Und warum eine Forensik in Wuppertal? Das hänge mit der „Verteilungsgerechtigkeit“ zusammen, erklärt Ministeriums-Sprecher Christoph Meinerz: Da die kranken Straftäter aus allen Städten und Gemeinden des Landes kommen, aber bisher nicht alle Regionen entsprechend der Anzahl der Einweisungen beteiligt sind, werden die neuen Kliniken dort errichtet, wo die meisten Plätze fehlen. Danach besteht im Landgerichtsbezirk Wuppertal, hier gibt es bisher noch keine Forensik, eine Unterversorgung von rund 180 Plätzen. Der Landgerichtsbezirks Wuppertal besteht aus den Städten Wuppertal, Solingen, Remscheid sowie Teilen des Kreises Mettmann (Haan, Erkrath, Mettmann, Wülfrath, Heiligenhaus, Velbert).
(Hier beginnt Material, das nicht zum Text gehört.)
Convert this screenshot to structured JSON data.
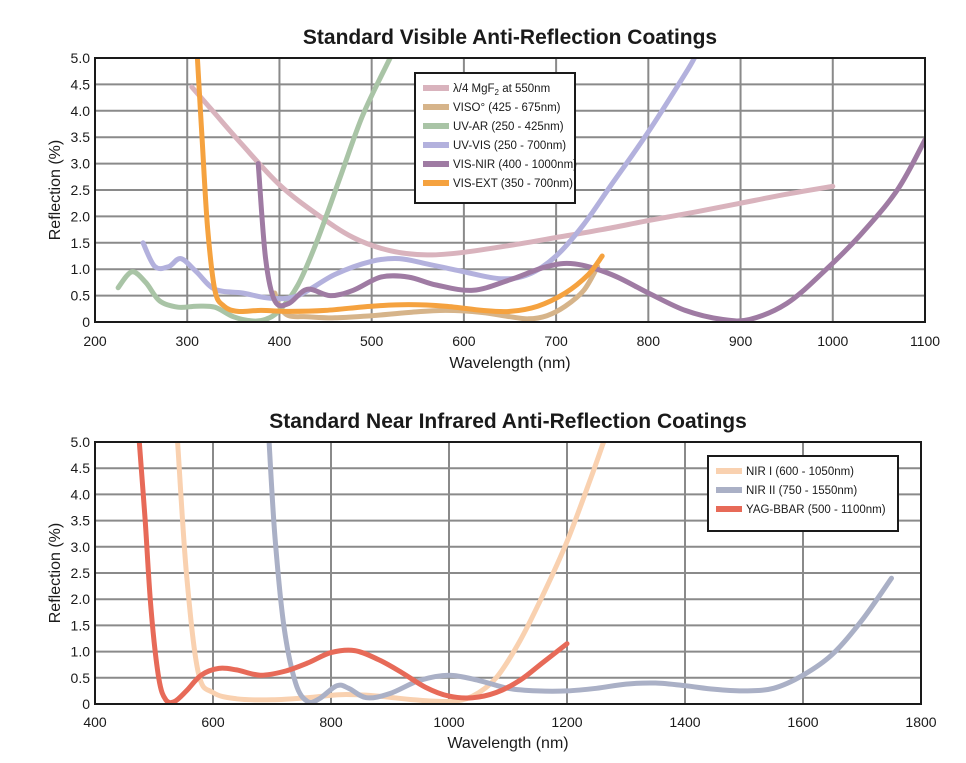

Kein Anstieg von Kriminalität
An keinem der 14 Standorte von Maßregelvollzugskliniken hat sich durch die Existenz einer solchen Klinik die Kriminalitätsrate im Umfeld der Einrichtung messbar erhöht.
Zum Thema Freigang: Darauf haben Maßregelvollzugspatienten (MRV-Patienten) einen Rechtsanspruch, aber nur bei entsprechendem Therapiefortschritt. Der Freigang wird stufenweise gewährt: Erst einzeln unter Bewachung, dann in Gruppen, dann Freigang für ein paar Stunden ohne Begleitung. In Velbert dürften, wie in jeder Stadt, schon heute Freigänger unterwegs sein: Denn ein MRV-Patient bekommt diese Lockerung häufig in seiner Heimatstadt gewährt, dies wird aber individuell entschieden. Ob Lockerungen erlaubt werden, entscheidet die therapeutische Leitung.